New York Times Dot Earth blogger Andy Revkin, while not coming right out and condemning anticoal lawlessness, thinks that young people's time would be better spent acting within the law. He suggests instead that they vote (an act that Thoreau derided as doing nothing for justice beyond "expressing to men feebly your desire that it should prevail"). He also suggests that they educate themselves, conduct energy audits of their schools or communities, or start a clean energy company.
Over at Climate Progress, Joseph Romm, a former energy adviser to Bill Clinton, worries that the problem of climate change might be immune to the kind of nonviolent resistance that Gore is urging – unless of course they have someone, say, a Nobel Peace Prize winner, to mobilize them:
I am all for civil disobedience. But this isn’t the civil rights movement or the struggle for India’s independence, where you are appealing to a general populace that will be impressed by the nonviolence of a mass of marchers and shocked by the response of a brutal establishment. Thus, the scale and nature of the problem makes civil disobedience at best a weak solution to the climate crisis — with one possible exception.

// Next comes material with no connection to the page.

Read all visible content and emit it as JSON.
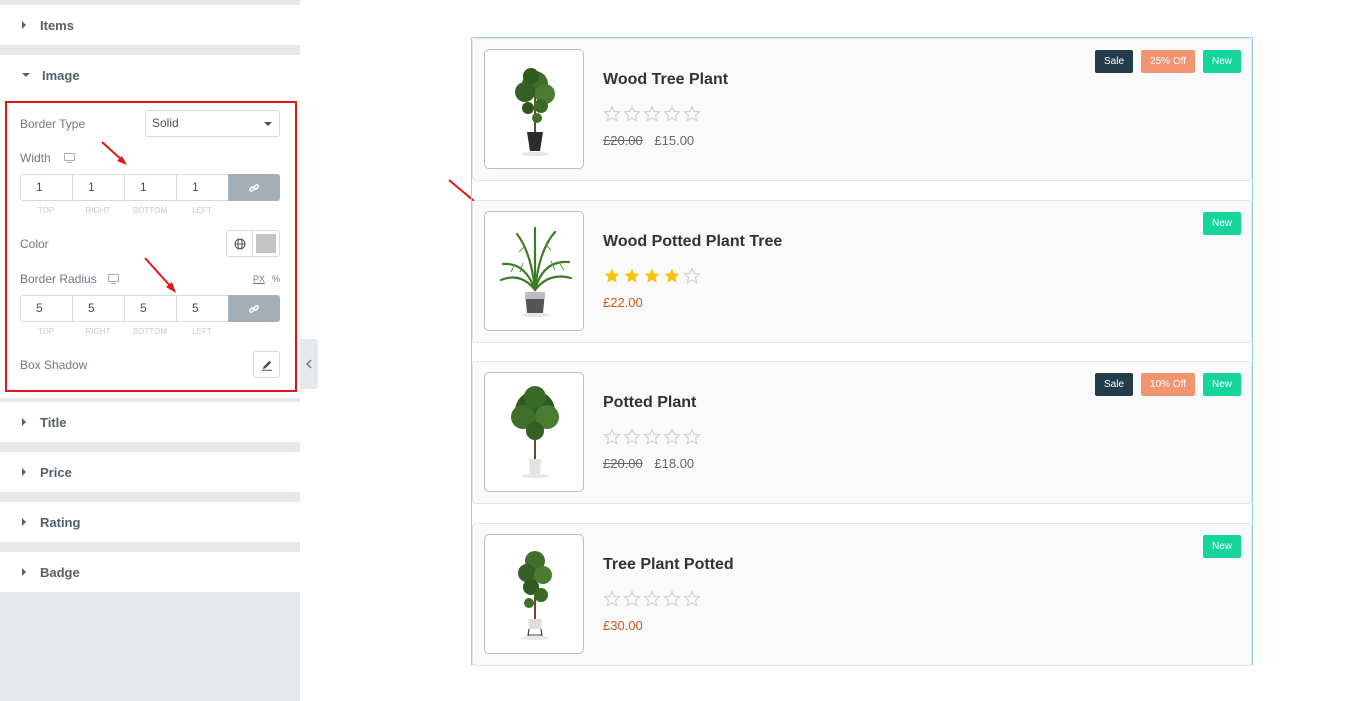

Civil rights had Dr. King and India had Gandhi to create a mass movement. If Gore really believes that civil disobedience is an important strategy — then he needs to lead the effort and go chain himself to some fences and sit in front of some bulldozers with thousands of others. If he won’t, then this is all just talk. Gandhi and King certainly never sat around with a bunch of world leaders in a big, fancy hotel and urged others to do that which they were not prepared to do any time or any place, over and over again, until the cause was won.
I'm not persuaded that every movement needs a leader. Sometimes having a head honcho can be more of a vulnerability than an asset. But I'll bet that if the former vice president had turned up last week in Wise County with bullhorn and a cider-vinegar-soaked bandanna (helps with the tear gas), his fellow activists would not have sent him away for being too old.